Il primo rapporto da spettare con un cinema duro è stato strano, sicuramente perché non avevo né le “esperienze” né “l’età ” per comprenderlo. Ora invece lo comprendo e lo rispetto .

[LR]: Il protagonista assoluto, e assolutamente negativo, di “Doll Syndrome [interpretato da Tiziano Cella], a differenza di una parte canonica con delle battute scritte, recita più degli altri, una parte di auto-mortificazione e abbrutimento per tutta la durata del film. Puoi parlarci della costruzione sul set del personaggio affidato al tuo collega?
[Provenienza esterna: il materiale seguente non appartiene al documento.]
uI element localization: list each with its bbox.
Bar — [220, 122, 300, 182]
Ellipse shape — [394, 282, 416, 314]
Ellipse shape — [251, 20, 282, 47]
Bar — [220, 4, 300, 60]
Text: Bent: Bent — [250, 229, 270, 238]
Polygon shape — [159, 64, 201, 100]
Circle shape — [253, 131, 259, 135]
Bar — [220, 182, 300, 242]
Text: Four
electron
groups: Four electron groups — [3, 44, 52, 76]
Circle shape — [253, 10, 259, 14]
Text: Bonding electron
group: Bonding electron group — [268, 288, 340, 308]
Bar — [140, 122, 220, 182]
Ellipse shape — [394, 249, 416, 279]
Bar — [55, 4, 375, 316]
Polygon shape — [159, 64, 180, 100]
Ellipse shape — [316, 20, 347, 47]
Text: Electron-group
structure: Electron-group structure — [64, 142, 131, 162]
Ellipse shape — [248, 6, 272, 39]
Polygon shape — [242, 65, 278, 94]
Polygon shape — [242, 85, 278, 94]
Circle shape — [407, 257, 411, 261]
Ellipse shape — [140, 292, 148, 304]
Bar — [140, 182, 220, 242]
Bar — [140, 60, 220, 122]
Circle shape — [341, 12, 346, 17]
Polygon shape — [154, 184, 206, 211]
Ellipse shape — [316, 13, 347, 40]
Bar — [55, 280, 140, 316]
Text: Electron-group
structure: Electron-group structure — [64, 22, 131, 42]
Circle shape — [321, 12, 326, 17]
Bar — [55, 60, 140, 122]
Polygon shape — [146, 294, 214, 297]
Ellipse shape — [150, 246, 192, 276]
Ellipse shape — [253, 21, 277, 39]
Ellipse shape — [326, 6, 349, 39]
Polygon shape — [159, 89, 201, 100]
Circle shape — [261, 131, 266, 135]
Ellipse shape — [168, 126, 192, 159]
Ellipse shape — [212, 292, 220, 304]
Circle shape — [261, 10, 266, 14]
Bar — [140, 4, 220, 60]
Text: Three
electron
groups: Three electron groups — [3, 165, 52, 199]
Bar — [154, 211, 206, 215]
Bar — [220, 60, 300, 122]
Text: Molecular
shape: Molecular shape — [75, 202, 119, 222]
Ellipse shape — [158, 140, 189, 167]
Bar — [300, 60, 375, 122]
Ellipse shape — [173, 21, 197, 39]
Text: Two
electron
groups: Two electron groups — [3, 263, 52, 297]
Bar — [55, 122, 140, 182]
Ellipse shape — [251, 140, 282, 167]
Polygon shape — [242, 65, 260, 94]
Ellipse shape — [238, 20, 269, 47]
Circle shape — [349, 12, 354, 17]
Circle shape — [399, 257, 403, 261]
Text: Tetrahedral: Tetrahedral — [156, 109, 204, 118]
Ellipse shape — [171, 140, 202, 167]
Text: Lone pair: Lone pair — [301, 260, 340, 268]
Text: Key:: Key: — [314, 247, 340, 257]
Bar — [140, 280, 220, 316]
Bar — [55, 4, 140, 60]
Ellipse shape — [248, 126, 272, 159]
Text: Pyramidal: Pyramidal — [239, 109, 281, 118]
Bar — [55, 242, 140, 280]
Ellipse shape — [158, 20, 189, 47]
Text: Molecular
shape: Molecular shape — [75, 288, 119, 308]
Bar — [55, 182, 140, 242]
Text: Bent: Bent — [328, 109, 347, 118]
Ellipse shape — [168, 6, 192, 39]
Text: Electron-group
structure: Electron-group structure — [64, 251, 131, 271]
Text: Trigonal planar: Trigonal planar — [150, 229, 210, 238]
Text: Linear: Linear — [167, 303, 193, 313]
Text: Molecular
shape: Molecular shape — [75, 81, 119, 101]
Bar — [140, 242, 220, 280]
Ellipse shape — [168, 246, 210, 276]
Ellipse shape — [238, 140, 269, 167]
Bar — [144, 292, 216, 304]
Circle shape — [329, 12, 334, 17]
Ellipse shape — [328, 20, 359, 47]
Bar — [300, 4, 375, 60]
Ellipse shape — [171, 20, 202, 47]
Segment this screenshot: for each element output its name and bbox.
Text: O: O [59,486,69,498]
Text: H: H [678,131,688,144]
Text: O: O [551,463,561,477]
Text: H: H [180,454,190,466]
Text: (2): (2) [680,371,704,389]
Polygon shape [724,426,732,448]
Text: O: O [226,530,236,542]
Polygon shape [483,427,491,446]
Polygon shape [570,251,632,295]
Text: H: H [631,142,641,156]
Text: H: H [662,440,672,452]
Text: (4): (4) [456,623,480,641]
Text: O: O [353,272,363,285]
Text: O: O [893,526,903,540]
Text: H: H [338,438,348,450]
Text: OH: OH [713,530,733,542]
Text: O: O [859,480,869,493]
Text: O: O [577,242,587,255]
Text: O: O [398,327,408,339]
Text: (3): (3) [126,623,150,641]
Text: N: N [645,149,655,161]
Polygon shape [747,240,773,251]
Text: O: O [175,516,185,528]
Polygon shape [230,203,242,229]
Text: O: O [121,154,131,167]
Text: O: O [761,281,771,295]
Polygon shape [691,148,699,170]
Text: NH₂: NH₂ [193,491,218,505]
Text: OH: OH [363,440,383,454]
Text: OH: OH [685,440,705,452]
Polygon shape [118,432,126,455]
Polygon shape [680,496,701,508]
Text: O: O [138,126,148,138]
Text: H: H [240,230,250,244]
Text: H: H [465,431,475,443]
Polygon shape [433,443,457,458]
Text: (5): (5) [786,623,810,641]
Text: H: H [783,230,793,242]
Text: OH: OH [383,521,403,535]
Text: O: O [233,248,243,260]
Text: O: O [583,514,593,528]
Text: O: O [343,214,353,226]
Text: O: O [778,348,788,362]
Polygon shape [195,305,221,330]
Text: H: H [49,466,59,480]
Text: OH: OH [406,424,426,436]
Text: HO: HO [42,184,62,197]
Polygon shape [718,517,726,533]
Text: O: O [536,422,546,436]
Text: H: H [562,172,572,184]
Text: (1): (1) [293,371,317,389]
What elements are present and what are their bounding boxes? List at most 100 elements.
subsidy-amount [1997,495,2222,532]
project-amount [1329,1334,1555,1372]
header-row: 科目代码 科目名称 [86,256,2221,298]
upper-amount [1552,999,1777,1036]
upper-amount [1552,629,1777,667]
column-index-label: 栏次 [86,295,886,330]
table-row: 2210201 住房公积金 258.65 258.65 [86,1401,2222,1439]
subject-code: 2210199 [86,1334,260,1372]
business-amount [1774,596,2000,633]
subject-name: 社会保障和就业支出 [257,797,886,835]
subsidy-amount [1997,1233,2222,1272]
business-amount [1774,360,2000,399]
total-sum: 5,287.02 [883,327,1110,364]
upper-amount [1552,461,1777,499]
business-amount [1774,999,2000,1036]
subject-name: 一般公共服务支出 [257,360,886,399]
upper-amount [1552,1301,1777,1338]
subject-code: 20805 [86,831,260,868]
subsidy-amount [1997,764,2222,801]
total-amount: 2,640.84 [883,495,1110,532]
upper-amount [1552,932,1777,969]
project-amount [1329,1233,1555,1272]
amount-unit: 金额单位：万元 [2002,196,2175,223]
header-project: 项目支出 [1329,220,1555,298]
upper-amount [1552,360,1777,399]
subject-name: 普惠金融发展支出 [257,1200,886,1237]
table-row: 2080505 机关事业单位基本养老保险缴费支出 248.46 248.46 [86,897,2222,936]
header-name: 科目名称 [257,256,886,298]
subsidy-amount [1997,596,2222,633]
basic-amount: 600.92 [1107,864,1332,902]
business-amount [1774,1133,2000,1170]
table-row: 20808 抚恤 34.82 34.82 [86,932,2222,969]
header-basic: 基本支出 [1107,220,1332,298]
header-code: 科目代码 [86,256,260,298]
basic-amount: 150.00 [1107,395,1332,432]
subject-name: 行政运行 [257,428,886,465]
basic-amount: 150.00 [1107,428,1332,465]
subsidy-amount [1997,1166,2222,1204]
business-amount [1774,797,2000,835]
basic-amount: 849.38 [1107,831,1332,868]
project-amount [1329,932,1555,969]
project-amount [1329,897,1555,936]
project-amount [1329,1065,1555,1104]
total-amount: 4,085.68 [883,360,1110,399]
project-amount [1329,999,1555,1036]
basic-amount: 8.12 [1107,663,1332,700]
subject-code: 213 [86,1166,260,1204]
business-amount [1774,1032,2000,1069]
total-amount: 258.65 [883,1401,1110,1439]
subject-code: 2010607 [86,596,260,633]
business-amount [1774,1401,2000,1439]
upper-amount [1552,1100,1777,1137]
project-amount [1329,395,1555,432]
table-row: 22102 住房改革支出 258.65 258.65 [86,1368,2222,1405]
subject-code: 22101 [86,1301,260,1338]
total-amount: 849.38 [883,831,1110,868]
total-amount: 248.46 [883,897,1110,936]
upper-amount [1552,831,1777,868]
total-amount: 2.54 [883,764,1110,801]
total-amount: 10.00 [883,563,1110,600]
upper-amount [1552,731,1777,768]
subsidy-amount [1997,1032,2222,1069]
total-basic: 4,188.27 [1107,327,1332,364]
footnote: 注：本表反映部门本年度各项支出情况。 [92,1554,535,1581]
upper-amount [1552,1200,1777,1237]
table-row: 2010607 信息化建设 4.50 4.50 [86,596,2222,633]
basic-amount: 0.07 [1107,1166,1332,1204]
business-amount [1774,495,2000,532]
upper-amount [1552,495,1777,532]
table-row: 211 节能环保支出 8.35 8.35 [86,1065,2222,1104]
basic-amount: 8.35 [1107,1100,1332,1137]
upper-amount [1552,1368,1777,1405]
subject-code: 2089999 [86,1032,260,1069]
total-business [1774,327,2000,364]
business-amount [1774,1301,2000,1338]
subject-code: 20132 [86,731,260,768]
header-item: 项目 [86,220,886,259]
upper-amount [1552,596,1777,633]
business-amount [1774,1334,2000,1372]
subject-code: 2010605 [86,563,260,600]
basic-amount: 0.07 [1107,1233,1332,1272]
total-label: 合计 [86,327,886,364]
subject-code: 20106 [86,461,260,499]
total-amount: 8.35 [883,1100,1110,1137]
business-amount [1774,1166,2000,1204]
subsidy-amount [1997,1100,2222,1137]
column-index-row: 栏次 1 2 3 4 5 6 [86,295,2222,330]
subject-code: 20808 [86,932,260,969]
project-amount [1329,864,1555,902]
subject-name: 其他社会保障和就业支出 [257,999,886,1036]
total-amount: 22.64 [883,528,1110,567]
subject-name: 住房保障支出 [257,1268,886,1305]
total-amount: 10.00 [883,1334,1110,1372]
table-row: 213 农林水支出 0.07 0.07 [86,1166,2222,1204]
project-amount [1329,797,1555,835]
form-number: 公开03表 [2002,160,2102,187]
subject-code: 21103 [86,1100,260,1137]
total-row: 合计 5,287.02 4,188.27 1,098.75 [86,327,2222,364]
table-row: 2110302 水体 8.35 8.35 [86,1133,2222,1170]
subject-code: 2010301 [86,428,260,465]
Quale tipo di equilibrio attoriale vigeva nelle scene che hai condiviso con lui?

[YA]: Rispetto alla prima domanda penso di non essere la persona più indicata per darti una risposta. Il lavoro che un attore fa è sempre intimo e personale. L’equilibrio che vigeva era quello di chi cerca di fare il proprio lavoro al meglio rispettando i colleghi.

[LR]: Hai avuto già modo di vedere “Doll Syndrome”? Riusciresti a estraniarti e a darci un tuo punto di vista “da spettatore”?

[YA]: Certo ho avuto modo di vederlo, ma non voglio fare né da spettatore, né dare un punto di vista… Penso che potrei influenzare troppo il pubblico e, come sappiamo, ogni spettatore può avere e creare, attraverso la visione , una sua ” rispettabile” opinione o chiave di lettura.

[LR]: Hai già altri progetti in cantiere?

[YA]: Si ho un progetto legato alla televisione e ad una mia grande passione che e’ il mondo del palato. E’ un progetto che ho scritto con Jonathan Silvestri e Donatello della Pepa. Il resto , per scaramanzia , non lo anticipo. Mi auguro anche che nei prossimi cantieri ci sia sempre un film con Domiziano Cristopharo e tante altre esperienze.